Our goal in this research paper has been to present an organizing framework for understanding the psychological processes responsible for attitude change. Since the earliest empirical studies of attitude change in the 1920s, much has been learned about the underlying determinants and consequences of different attitude change processes. We divided the theoretical processes responsible for modifying attitudes into those that emphasize effortful thinking about the central merits of the attitude object and those that rely on less cognitively demanding processes. This framework allows understanding and prediction of what variables affect attitudes and in what general situations they do so. In addition, this framework helps to place the various minitheories of attitude change in their proper domain of operation. For example, high-effort processes like cognitive responses should account for attitude change in those contexts in which thinking is expected to be high, whereas a lower-effort process such as balance or use of simple heuristics should be more likely to account for empirical effects in those contexts in which thinking is expected to be low. Finally, recognition of an elaboration continuum permits understanding and prediction of the strength of attitudes changed by different processes. Attitudes that are changed as a result of considerable mental effort tend to be more persistent, resistant to counterpersuasion, and predictive of behavior than are attitudes that are changed by a process invoking little mental effort in assessing the central merits of the object.
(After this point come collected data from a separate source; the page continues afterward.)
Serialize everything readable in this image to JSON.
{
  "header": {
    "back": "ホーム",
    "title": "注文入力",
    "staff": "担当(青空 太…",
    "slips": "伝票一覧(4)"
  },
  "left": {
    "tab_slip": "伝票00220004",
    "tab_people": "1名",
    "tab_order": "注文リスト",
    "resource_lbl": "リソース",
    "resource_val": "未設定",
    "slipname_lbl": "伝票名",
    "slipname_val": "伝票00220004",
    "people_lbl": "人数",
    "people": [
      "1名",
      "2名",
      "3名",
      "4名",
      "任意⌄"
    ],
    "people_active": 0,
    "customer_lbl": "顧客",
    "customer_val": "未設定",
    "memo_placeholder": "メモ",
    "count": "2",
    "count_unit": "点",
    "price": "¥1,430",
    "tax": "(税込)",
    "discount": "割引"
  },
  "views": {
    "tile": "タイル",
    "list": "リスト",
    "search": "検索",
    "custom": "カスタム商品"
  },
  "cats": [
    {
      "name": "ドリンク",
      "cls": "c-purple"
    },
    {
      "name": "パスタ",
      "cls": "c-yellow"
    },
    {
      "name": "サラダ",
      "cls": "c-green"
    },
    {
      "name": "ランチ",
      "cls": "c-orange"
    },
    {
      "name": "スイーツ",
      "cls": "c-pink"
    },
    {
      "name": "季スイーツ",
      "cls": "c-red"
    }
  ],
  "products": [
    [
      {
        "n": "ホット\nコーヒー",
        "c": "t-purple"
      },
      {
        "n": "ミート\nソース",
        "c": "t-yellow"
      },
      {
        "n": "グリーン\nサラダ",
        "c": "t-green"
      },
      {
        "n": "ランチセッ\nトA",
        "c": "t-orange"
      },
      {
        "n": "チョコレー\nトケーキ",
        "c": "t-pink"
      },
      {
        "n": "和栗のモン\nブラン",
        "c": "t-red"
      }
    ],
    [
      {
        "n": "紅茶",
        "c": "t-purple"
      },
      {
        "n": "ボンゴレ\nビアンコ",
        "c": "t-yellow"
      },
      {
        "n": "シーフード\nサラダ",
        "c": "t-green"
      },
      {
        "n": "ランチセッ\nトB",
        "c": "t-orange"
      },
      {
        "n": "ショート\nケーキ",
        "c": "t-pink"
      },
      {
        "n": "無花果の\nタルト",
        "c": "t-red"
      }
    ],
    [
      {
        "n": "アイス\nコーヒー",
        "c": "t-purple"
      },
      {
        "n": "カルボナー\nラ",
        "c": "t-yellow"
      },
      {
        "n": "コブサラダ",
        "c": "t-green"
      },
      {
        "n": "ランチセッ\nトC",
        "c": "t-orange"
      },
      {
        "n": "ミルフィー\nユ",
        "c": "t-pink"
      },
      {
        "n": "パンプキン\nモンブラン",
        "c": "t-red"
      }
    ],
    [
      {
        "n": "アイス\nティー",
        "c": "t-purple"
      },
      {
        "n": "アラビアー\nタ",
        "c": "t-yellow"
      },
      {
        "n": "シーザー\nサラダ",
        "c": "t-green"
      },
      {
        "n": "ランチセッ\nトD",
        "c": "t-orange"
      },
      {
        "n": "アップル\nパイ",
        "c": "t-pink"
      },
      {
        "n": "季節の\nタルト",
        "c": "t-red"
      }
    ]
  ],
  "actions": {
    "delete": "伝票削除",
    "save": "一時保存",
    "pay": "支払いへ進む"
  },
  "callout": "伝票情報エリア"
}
Although a multitude of processes are involved in changing attitudes, we have a reasonably good handle on what these processes are and when they operate. Yet despite the considerable progress that has been made in understanding attitude change, much work remains to be done. The next decade will likely bring advances in a number of areas. First, greater appreciation is needed for the view that any one variable is capable of multiple roles in the persuasion process. At present, most studies still focus on the one process by which a variable has an impact on attitudes. More research is needed on the multiple ways in which variables can influence attitudes in different situations. Second, one of the most exciting new domains of inquiry is the interplay between explicit and implicit attitudes. For example, what is the best way to conceptualize and assess implicit attitudes? Under what conditions are implicit and explicit attitudes likely to guide action? Are some attitude change processes more likely to influence implicit attitudes, whereas others are more likely to change explicit attitudes? Work on the topic of implicit attitudes is in its infancy, but the next decade promises to provide more definitive answers to these and other questions.